The overarching goal of this research project is to determine the role of iron accumulation in the aging brain as a mechanism underlying neuroinflammation and concomitant impairments in cognitive as well as motor functions. Without a mechanistic understanding, intervention efforts to delay cognitive decline are likely to fail, because they may not focus on the causal factors. Overall, our findings will contribute to a better understanding of individual cognitive and brain aging trajectories.
Carin Lennartsson receives a grant of 4.200.000 SEK from the Swedish research Council (Vetenskapsrådet) for the project “Cash and care. Intergenerational transfers in the families of the oldest-old and their consequences for inequality” for a three-year period (2020-2022).
About the project: The downsizing of institutional care has placed more responsibility for eldercare on families. Families redistribute resources through intergenerational transfers of cash and care over the life-course, making past transfers important to consider. These transfers may contribute to gender and socioeconomic inequalities, as families often allocate care duties to women and have varying amounts of resources available for providing transfers. Also, in recent years, relative poverty has increased among older adults in Sweden.

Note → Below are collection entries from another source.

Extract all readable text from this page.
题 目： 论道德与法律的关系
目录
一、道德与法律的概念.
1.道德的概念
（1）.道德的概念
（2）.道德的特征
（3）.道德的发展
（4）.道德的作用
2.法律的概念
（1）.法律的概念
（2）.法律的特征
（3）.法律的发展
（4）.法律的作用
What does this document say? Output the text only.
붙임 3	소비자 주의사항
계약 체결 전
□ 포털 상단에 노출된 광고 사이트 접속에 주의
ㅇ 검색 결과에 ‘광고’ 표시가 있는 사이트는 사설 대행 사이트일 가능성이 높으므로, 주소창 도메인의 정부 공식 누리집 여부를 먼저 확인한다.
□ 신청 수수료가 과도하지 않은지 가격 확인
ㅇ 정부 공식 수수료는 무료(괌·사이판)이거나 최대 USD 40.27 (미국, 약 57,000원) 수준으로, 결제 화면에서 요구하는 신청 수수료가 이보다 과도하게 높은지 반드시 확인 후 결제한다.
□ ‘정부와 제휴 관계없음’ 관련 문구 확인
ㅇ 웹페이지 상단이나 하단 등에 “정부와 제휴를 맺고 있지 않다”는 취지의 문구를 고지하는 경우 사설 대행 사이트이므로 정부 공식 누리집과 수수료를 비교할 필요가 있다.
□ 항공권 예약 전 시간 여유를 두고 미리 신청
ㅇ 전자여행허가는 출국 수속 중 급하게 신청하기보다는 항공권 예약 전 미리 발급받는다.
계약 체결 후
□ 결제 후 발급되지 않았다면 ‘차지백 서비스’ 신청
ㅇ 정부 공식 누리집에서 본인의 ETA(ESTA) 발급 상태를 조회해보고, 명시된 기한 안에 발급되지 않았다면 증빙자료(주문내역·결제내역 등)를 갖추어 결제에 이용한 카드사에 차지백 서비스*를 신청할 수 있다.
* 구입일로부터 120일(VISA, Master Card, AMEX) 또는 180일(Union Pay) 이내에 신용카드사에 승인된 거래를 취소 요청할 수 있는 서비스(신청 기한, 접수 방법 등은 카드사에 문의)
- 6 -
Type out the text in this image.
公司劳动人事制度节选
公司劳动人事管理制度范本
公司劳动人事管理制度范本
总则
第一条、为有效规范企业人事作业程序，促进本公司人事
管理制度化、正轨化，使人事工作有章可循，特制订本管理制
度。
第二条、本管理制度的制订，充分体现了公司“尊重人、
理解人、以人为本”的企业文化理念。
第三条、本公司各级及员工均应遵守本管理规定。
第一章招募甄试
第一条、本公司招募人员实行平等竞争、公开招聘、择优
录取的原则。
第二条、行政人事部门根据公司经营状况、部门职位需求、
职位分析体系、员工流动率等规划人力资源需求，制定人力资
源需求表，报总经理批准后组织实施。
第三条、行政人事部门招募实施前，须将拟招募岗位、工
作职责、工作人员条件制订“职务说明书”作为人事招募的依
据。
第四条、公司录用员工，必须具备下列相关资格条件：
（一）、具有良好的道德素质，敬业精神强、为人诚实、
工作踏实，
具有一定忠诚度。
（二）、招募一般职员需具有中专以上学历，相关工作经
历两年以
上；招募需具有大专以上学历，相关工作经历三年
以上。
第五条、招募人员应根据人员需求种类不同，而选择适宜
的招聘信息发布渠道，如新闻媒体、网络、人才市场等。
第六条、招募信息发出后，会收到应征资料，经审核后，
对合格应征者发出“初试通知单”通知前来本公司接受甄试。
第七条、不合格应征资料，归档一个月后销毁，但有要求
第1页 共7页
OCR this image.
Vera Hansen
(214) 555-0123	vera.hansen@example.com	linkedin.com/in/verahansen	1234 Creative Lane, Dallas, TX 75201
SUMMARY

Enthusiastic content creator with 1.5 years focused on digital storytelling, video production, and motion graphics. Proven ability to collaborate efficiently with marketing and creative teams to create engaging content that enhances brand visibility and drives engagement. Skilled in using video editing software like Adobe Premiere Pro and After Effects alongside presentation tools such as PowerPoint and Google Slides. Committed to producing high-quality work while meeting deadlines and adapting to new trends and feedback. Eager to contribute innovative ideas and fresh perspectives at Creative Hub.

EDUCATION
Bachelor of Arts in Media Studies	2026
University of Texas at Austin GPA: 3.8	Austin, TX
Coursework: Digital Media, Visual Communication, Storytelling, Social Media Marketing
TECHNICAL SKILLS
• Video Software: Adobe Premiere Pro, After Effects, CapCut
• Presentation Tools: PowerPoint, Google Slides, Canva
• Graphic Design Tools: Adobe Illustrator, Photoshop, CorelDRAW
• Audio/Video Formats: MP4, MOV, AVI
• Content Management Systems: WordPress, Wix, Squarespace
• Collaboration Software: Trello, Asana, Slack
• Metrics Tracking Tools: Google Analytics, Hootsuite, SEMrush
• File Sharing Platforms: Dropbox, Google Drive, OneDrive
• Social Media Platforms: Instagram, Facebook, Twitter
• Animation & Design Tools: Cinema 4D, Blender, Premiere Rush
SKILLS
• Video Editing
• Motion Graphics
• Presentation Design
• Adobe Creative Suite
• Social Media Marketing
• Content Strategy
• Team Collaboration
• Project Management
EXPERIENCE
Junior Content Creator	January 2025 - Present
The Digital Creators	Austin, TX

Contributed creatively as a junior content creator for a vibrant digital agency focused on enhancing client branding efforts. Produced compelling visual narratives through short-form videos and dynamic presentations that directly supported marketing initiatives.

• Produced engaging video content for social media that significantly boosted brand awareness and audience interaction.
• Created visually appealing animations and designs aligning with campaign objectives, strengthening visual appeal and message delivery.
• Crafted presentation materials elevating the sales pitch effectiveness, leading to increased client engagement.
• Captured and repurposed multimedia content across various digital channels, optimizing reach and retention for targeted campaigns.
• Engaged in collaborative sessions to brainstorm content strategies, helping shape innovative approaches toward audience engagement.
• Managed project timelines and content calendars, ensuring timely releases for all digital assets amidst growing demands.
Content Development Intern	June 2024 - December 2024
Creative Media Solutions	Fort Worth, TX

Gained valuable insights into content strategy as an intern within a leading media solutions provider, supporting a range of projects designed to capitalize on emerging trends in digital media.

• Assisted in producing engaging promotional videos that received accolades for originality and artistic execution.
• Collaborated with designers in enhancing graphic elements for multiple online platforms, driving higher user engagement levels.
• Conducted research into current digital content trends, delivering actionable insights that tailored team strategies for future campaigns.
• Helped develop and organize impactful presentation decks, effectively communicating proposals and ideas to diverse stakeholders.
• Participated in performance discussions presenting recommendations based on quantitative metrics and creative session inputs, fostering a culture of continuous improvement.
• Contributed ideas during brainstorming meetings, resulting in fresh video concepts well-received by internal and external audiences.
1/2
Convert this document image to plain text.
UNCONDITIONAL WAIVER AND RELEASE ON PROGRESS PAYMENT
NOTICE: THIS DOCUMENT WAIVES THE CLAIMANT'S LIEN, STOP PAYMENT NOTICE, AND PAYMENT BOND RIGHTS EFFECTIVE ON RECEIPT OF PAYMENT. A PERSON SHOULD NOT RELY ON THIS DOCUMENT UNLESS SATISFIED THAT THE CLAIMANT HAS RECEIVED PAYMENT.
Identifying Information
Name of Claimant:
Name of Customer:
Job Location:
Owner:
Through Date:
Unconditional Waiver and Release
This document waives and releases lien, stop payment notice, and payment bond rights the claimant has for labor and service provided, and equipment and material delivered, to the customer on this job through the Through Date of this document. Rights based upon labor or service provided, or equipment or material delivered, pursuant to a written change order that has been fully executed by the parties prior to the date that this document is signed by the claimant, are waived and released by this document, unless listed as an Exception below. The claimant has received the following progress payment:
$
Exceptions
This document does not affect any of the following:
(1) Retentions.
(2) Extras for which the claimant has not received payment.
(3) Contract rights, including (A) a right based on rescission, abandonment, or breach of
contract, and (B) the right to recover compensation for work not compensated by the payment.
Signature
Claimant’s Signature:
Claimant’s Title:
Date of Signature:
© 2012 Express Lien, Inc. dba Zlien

The aim is to study how inequalities are shaped and responded to by families through transfers of cash and care between older adults and their adult children. We will use long-term longitudinal and cross-cohort data to answer the following questions:
- Are intergenerational transfers of cash and care unequally distributed by gender and socioeconomic position of recipients and receivers?
- Are upward intergenerational transfers of cash and care formed by reciprocity and needs over the life-course, and are there distinct socioeconomic and gender patterns in these life course exchanges?
- Do downward financial transfers lead to increased inequality between families and decreased inequality within families of the receiving generation?
Understanding the family’s role as a provider of cash and care and the transmission of gender and socioeconomic inequalities across generations is crucial in policy planning, with impacts on both older adults and younger generations.